Ugo Rondinone, The Third Hour of the Poem, 2005

Unfortunately, it turned out that the article came from the Journal of Irreproducible Results, and so nothing more was ever heard of the Darkbulb. Apparently, we shouldn’t expect anything from scientists or the lamp factories, meaning we have only the artists to rely on. This is actually very logical, since the greatest desire for the black light has been within circles of artists. Last year, the Swiss Ugo Rondine expressed this desire by building a two-meter high black light bulb, as if to say: if I can’t make a lamp that fills the room with darkness, I’ll make a dark lamp that fills the room with itself.

There’s a great chance that given the time, the artists will eventually produce an unexpected and inventive solution. Although scientists and light technicians have a much more extensive theoretical basis, artists are more flexible in their approach and dare to oppose conventional thinking. Some day, artists might just decide to create black light by placing the light switch on the person instead of on the wall.
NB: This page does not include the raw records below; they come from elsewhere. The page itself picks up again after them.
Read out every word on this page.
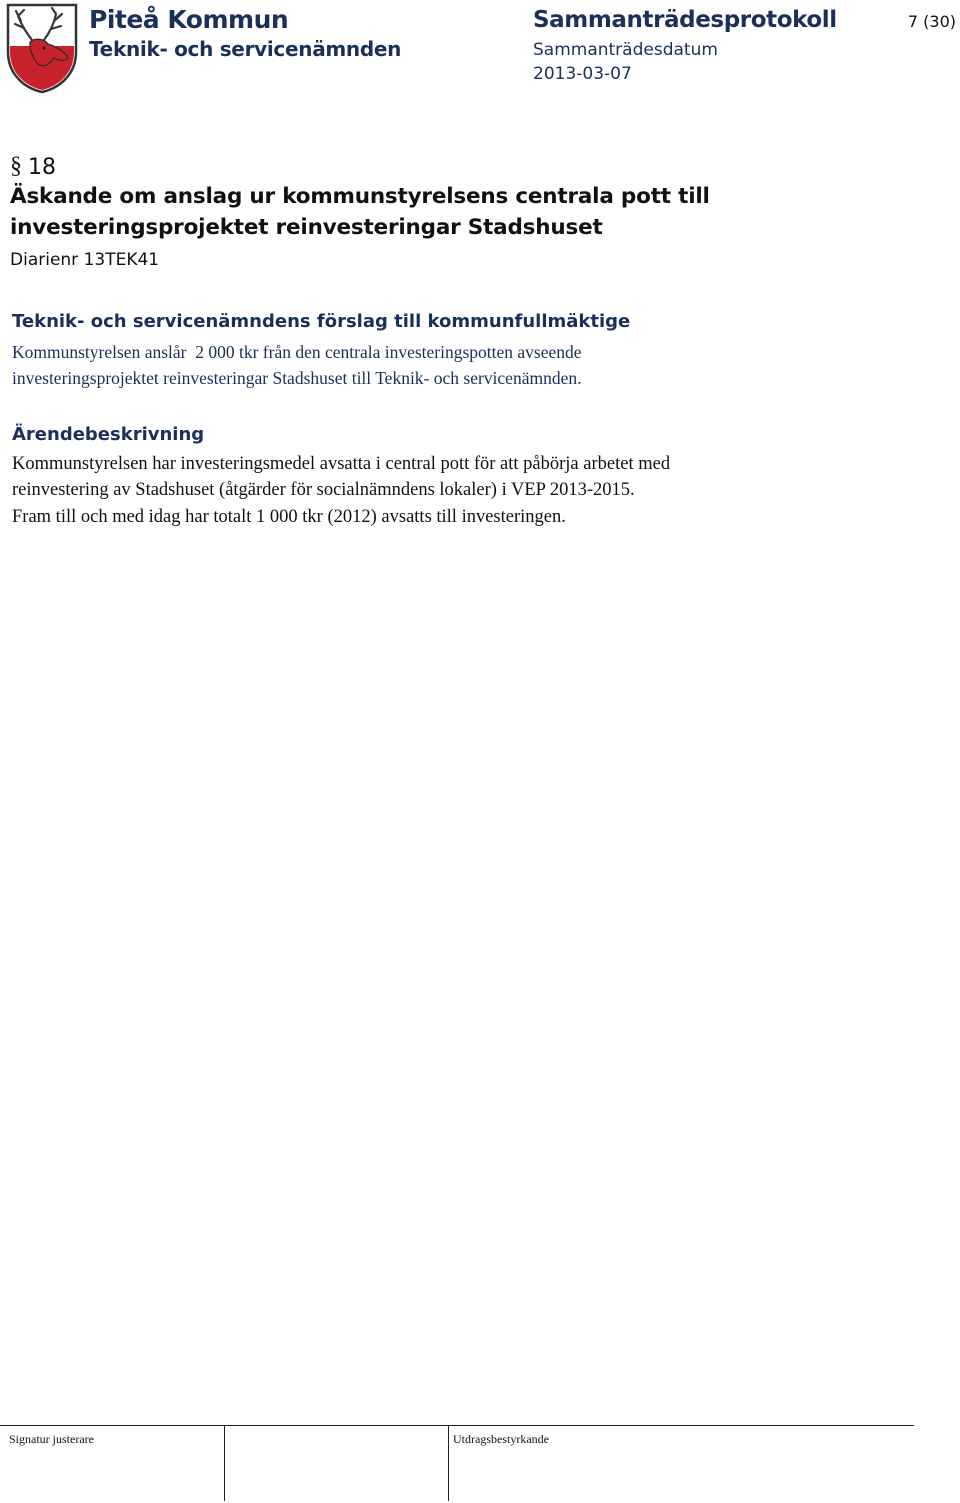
Piteå Kommun
Teknik- och servicenämnden
Sammanträdesprotokoll
Sammanträdesdatum
2013-03-07
7 (30)
§ 18
Äskande om anslag ur kommunstyrelsens centrala pott till
investeringsprojektet reinvesteringar Stadshuset
Diarienr 13TEK41
Teknik- och servicenämndens förslag till kommunfullmäktige
Kommunstyrelsen anslår  2 000 tkr från den centrala investeringspotten avseende
investeringsprojektet reinvesteringar Stadshuset till Teknik- och servicenämnden.
Ärendebeskrivning
Kommunstyrelsen har investeringsmedel avsatta i central pott för att påbörja arbetet med
reinvestering av Stadshuset (åtgärder för socialnämndens lokaler) i VEP 2013-2015.
Fram till och med idag har totalt 1 000 tkr (2012) avsatts till investeringen.
Signatur justerare	Utdragsbestyrkande
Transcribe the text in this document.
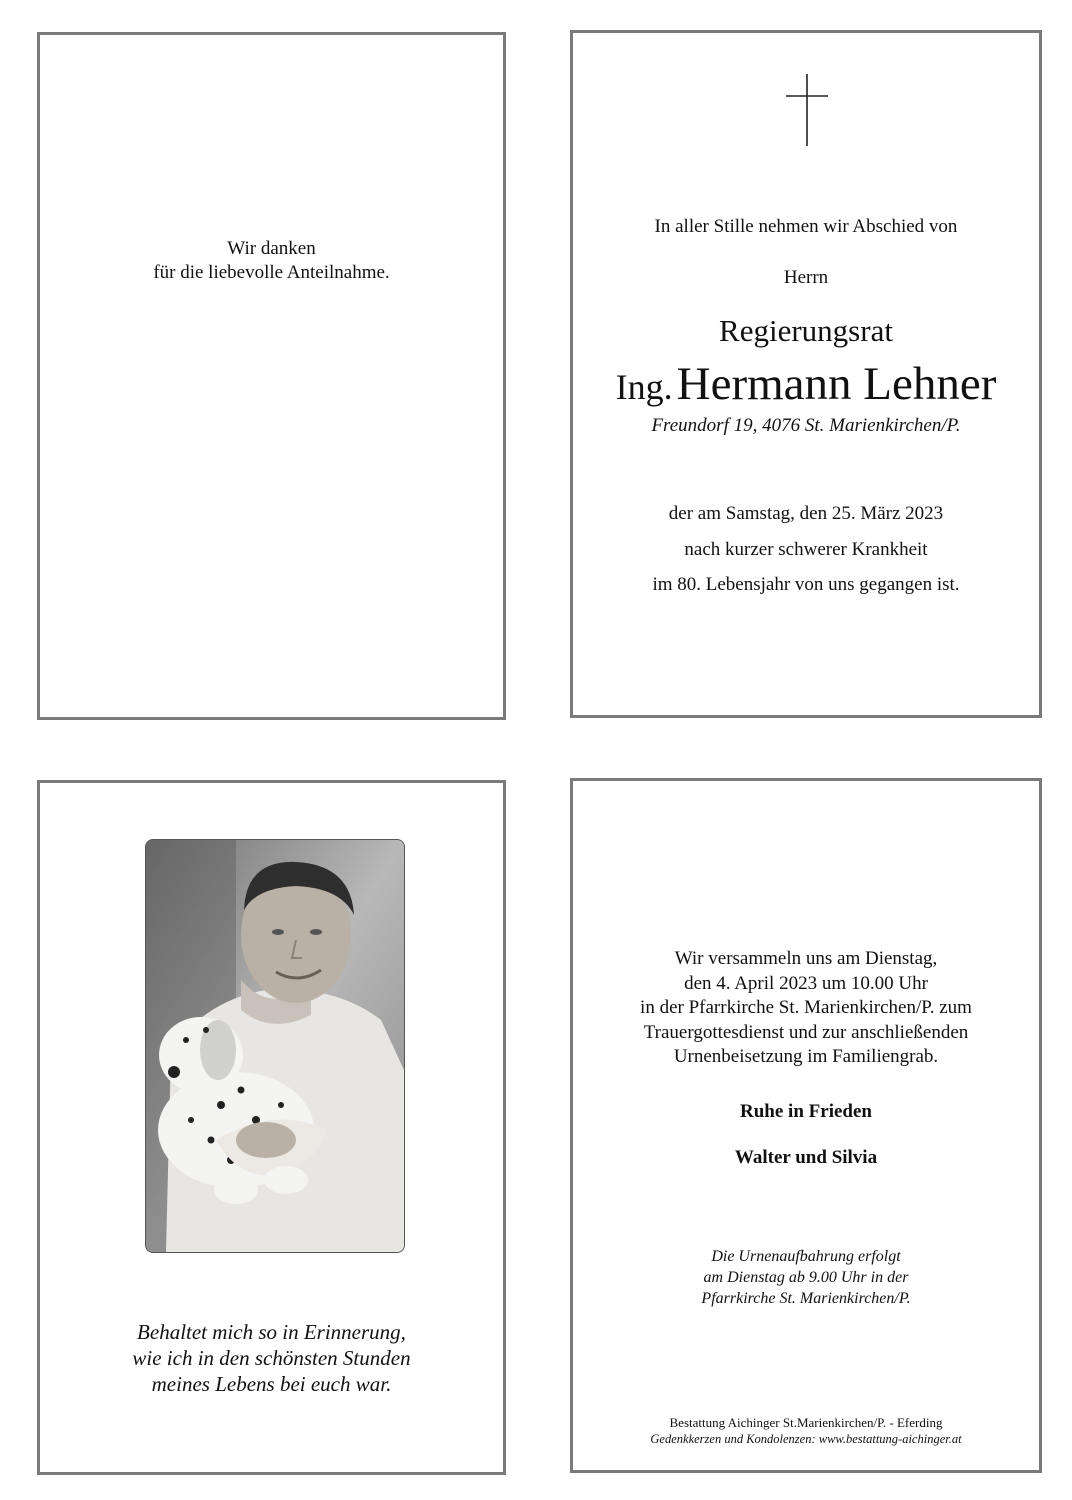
Wir danken
für die liebevolle Anteilnahme.
In aller Stille nehmen wir Abschied von
Herrn
Regierungsrat
Ing. Hermann Lehner
Freundorf 19, 4076 St. Marienkirchen/P.
der am Samstag, den 25. März 2023
nach kurzer schwerer Krankheit
im 80. Lebensjahr von uns gegangen ist.
Behaltet mich so in Erinnerung,
wie ich in den schönsten Stunden
meines Lebens bei euch war.
Wir versammeln uns am Dienstag,
den 4. April 2023 um 10.00 Uhr
in der Pfarrkirche St. Marienkirchen/P. zum
Trauergottesdienst und zur anschließenden
Urnenbeisetzung im Familiengrab.
Ruhe in Frieden
Walter und Silvia
Die Urnenaufbahrung erfolgt
am Dienstag ab 9.00 Uhr in der
Pfarrkirche St. Marienkirchen/P.
Bestattung Aichinger St.Marienkirchen/P. - Eferding
Gedenkkerzen und Kondolenzen: www.bestattung-aichinger.at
One press of the button and your eyes would roll backwards and immerse you in a delightful darkness. You’d be like the man in Blind Ernest (White), a photograph by Douglas Gordon, whose eyes are white, without iris. Ernest smiles happily, in complete contention in his black light.

There’s still no definitive answer to the problem, until now every solution is based on excluding white light, and black light still isn’t being made. But that’s the way it goes in art, the problem stays, it never stops, it never ends.